„Und Esther wurde zum König Achaschwerosch gebracht … im Monat Tewet“ (Esther 2:16) - ein Monat, in dem der Körper Vergnügen von einem Körper bekommt (Talmud, Megilla 13a).

„Ein Körper, der Vergnügen von einem Körper bekommt“ - wegen der Kälte. Es wurde vom Himmel so arrangiert, dass man sie zu so einer Zeit zum König brachte, damit sie ihm begehrenswert erschien. (Raschi)

Man könnte die Tora als das endgültige Geschichtsbuch, entworfen vom Autor der Geschichte selbst, ansehen.

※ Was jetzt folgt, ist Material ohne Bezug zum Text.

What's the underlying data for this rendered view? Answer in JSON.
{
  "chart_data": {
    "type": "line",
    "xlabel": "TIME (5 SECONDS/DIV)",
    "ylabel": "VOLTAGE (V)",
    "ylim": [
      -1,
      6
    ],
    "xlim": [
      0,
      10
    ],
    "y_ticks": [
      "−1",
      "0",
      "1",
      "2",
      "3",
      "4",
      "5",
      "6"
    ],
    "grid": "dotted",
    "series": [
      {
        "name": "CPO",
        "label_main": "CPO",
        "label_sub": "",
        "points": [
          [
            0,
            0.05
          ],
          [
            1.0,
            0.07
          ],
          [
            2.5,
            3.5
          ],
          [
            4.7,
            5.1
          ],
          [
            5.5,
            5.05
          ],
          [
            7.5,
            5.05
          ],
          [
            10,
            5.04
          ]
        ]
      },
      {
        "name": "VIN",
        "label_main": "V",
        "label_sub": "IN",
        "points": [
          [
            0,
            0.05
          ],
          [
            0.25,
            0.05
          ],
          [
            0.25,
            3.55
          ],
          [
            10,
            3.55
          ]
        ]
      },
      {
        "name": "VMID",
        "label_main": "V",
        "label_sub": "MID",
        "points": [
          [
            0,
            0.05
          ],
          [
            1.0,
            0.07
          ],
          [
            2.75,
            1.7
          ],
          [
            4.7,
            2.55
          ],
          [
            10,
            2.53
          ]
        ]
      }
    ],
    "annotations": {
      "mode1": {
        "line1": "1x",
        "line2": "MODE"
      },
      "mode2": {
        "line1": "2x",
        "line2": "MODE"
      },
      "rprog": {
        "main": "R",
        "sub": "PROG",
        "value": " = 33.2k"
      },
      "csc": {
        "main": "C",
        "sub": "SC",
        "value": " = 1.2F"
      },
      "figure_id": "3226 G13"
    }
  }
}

Man könnte sie ebenfalls als das endgültige Gesetzbuch betrachten, erlassen durch den obersten Gesetzgeber. So ist es auch, aber sie ist noch mehr: Die in ihr enthaltenen Gesetze und Ereignisse umfassen die Vielfalt von Bedeutungen und beschreiben das Wesen der menschlichen Seele, der Schöpfung und der Wirklichkeit, sowie der G-ttes Beziehung zu unserer Existenz. Nachmanides formuliert das so: „Die Tora diskutiert das Kurzlebige und weist auf das Überirdische hin“.

So interpretieren unsere Weisen das Buch Esther als mehr als eine Chronik der Purim-Ereignisse. Es ist auch die Geschichte einer Beziehung: In der „überirdischen“ Fassung ist König Achaschwerosch der „König, dessen Anfang und Ende Seine sind“ und Esther, Seine Braut Israel.

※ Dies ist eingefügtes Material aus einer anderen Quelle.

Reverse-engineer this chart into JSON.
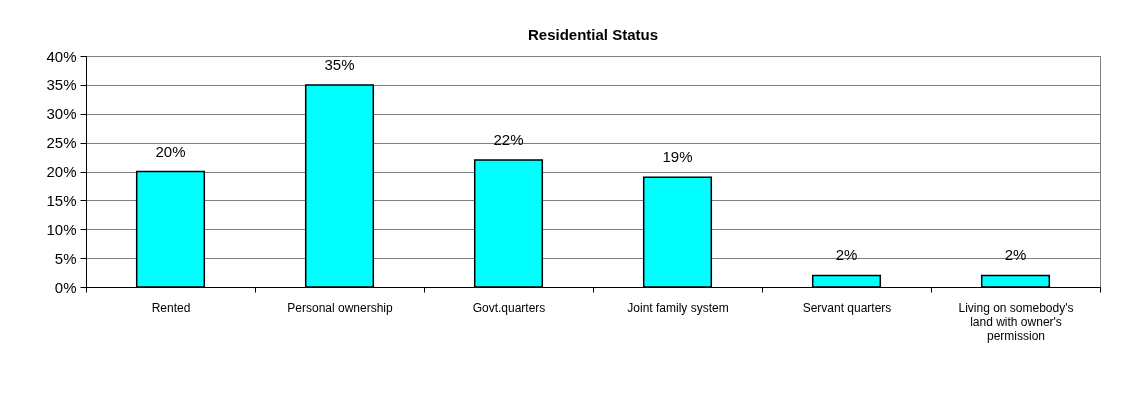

In diesem Lichte können wir besser verstehen, was der Talmud über den Monat, in dem Esther in den Palast des Achaschwerosch gebracht wurde, sagt.

Dies ist nicht nur einer der vielen g-ttlichen arrangierten „Zufälle“ aus dem das Wunder von Purim besteht, es ist ebenfalls eine Beschreibung eines sehr wesentlichen Elements von G-ttes Verbindung mit Seinem Volk. Tewet, der kälteste Monat des Jahres, kennzeichnet eine Phase in der Beziehung mit dem Ewigen, in der „der Körper Vergnügen von einem Körper bekommt“.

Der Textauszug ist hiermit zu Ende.